The economists of the Davos crowd fully understand that this system is unsustainable and are quite happy to do what is necessary to prepare for the next complete rewiring of the global financial system, that will occur when the global debt bubble bursts. For these globalist technocrats, the solution is digital identities, universal global income and central bank digital currencies.
we ALREADY have the inflation, it’s in title, mainly in land title (collapsing home affordability average earnings/average house prices), but increasingly in patent title (collapsing share affordability P/E).
It’s just marketed as a good thing and rather amazingly this inversion of economic reality has succeeded
It all becomes clear when you realise that money is a dynamic quantity that expands and contracts as required by the activity in the economy. And that means that the natural rate of interest, at base, is zero.
We have never had artificially low interest rates. We have had artificially high ones, and assets prices that have been suppressed are returning to their market value.
You don’t get free money for holding government bonds.

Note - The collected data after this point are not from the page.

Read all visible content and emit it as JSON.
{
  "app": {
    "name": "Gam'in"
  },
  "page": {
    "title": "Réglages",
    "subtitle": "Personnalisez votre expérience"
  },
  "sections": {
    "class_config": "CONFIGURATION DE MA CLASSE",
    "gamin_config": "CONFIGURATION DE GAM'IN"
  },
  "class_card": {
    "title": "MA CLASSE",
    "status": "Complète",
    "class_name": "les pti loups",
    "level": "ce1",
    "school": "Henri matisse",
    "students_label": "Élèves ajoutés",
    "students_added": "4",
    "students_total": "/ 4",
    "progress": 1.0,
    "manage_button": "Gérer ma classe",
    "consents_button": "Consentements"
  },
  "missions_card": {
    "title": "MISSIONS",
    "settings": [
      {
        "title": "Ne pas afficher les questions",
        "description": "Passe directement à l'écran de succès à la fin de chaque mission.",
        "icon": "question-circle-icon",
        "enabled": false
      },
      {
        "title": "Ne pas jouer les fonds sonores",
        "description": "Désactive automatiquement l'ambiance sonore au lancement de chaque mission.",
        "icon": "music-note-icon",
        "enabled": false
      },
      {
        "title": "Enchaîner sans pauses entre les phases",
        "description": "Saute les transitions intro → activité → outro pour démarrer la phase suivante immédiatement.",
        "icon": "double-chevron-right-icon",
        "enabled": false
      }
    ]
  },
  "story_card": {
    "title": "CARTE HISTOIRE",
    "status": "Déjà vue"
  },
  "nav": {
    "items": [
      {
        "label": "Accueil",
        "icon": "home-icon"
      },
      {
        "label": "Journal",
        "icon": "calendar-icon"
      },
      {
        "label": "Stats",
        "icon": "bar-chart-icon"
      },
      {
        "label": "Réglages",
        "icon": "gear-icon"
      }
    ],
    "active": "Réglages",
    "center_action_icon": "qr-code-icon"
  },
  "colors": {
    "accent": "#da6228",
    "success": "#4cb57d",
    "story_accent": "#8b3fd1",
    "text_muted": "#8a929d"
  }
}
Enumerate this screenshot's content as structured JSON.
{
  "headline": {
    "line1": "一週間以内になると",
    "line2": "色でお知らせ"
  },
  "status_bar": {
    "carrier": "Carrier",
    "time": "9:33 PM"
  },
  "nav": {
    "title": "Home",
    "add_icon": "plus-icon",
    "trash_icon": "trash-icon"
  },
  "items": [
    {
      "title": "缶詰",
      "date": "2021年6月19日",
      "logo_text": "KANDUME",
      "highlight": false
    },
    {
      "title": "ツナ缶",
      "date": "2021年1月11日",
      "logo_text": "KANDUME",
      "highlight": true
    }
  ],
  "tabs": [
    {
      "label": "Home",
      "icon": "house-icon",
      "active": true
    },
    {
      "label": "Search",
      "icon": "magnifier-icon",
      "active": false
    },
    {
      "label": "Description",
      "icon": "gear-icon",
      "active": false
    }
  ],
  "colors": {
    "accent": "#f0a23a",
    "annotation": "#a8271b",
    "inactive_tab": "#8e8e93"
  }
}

You have to invest in a business and generate wealth to get any money.
>the natural rate of interest, at base, is zero.
Money is merely an aid to temporal barter.
Debt is temporal money.
QE is temporal Debt.
Interest HAS to be above zero because the future is not certain.
“Money is merely an aid to temporal barter.”
Nope. People hold it for status and insurance purpose in its own right. And it is that which causes all the problems by generating “excess financial savings” that have to be accommodated to avoid unemployment.
“Interest HAS to be above zero because the future is not certain.”
Not at base it doesn’t because money has no supply constraints. Therefore there can be no charge for it since it is not scarce.
Interest only arises as a function of taking on risk, and that only happens when banks asses a loan request, discount collateral and provide liquidity against it.
All of this comes as a consequence of money being a unit of account, not a thing.
money is a TOKEN for the future use of peoples time…
It represents their time * their ability to fulfil a perceived shortage.
Fiat Money hasn’t any constraint, and neither do numbers but the things it works best when it stably represents it does.
Is MMT really that naïve? MMT advocates really do seem like the new useful idiots
There’s absolutely no contraction in sight, Money printing only works in one direction.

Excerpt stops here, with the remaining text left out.